This week’s Nature has a horribly depressing article. If you’re a graduate student, don’t read any further.
Really, stop. I hate to see young biologists cry.
NSF data show that the number of students in US graduate programmes in the biological sciences has increased steadily since 1966. In 2005, around 7,000 graduates earned a doctorate. But the number of biomedical PhDs with academic tenure has remained steady since 1981, at just over 20,000. During that period the percentage of US biomedical PhDs with tenure or tenure-track jobs dropped from nearly 45% to just below 30%.

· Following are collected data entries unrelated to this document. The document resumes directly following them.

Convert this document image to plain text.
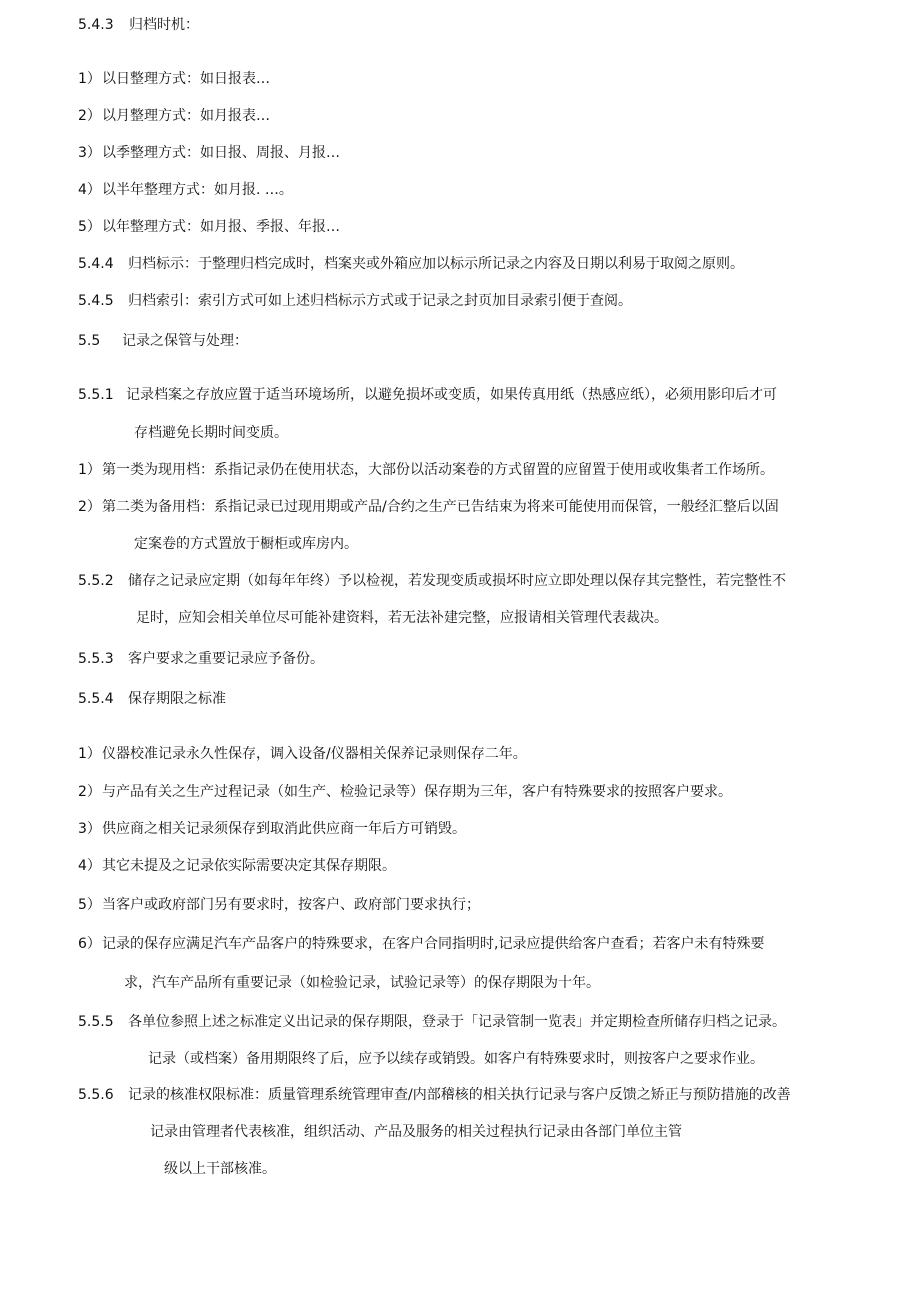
5.4.3 归档时机：
1）以日整理方式：如日报表…
2）以月整理方式：如月报表…
3）以季整理方式：如日报、周报、月报…
4）以半年整理方式：如月报. …。
5）以年整理方式：如月报、季报、年报…
5.4.4 归档标示：于整理归档完成时，档案夹或外箱应加以标示所记录之内容及日期以利易于取阅之原则。
5.4.5 归档索引：索引方式可如上述归档标示方式或于记录之封页加目录索引便于查阅。
5.5 记录之保管与处理：
5.5.1 记录档案之存放应置于适当环境场所，以避免损坏或变质，如果传真用纸（热感应纸），必须用影印后才可
存档避免长期时间变质。
1）第一类为现用档：系指记录仍在使用状态，大部份以活动案卷的方式留置的应留置于使用或收集者工作场所。
2）第二类为备用档：系指记录已过现用期或产品/合约之生产已告结束为将来可能使用而保管，一般经汇整后以固
定案卷的方式置放于橱柜或库房内。
5.5.2 储存之记录应定期（如每年年终）予以检视，若发现变质或损坏时应立即处理以保存其完整性，若完整性不
足时，应知会相关单位尽可能补建资料，若无法补建完整，应报请相关管理代表裁决。
5.5.3 客户要求之重要记录应予备份。
5.5.4 保存期限之标准
1）仪器校准记录永久性保存，调入设备/仪器相关保养记录则保存二年。
2）与产品有关之生产过程记录（如生产、检验记录等）保存期为三年，客户有特殊要求的按照客户要求。
3）供应商之相关记录须保存到取消此供应商一年后方可销毁。
4）其它未提及之记录依实际需要决定其保存期限。
5）当客户或政府部门另有要求时，按客户、政府部门要求执行；
6）记录的保存应满足汽车产品客户的特殊要求，在客户合同指明时,记录应提供给客户查看；若客户未有特殊要
求，汽车产品所有重要记录（如检验记录，试验记录等）的保存期限为十年。
5.5.5 各单位参照上述之标准定义出记录的保存期限，登录于「记录管制一览表」并定期检查所储存归档之记录。
记录（或档案）备用期限终了后，应予以续存或销毁。如客户有特殊要求时，则按客户之要求作业。
5.5.6 记录的核准权限标准：质量管理系统管理审查/内部稽核的相关执行记录与客户反馈之矫正与预防措施的改善
记录由管理者代表核准，组织活动、产品及服务的相关过程执行记录由各部门单位主管
级以上干部核准。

7,000 students per year casting a covetous eye on a total of 20,000 positions? You’re all waiting for me to die, aren’t you?
What about the post-docs?
Although numbers of applicants for postdoctoral fellowships awarded by the NIH increased between 2002 and 2006, the percentage who were successful dropped sharply (see graphic). And the average age of scientists earning their first R01 grant — the NIH’s bread-and-butter grant to an independent researcher — has risen from 34 in 1970 to 42 now.

A suggestion:
A posting to an online careers discussion group puts the matter bluntly: “If you aren’t thinking about ‘alternative careers’ before ever setting foot in graduate school, then you’re being foolish.”
The article does mention that the number of Ph.D.s going into industry has tripled in recent years, so it’s not totally hopeless … but we are seeing a shift in the biology profession, that’s for sure.
Check, E (2007) More biologists but tenure stays static. Nature 448:848-849.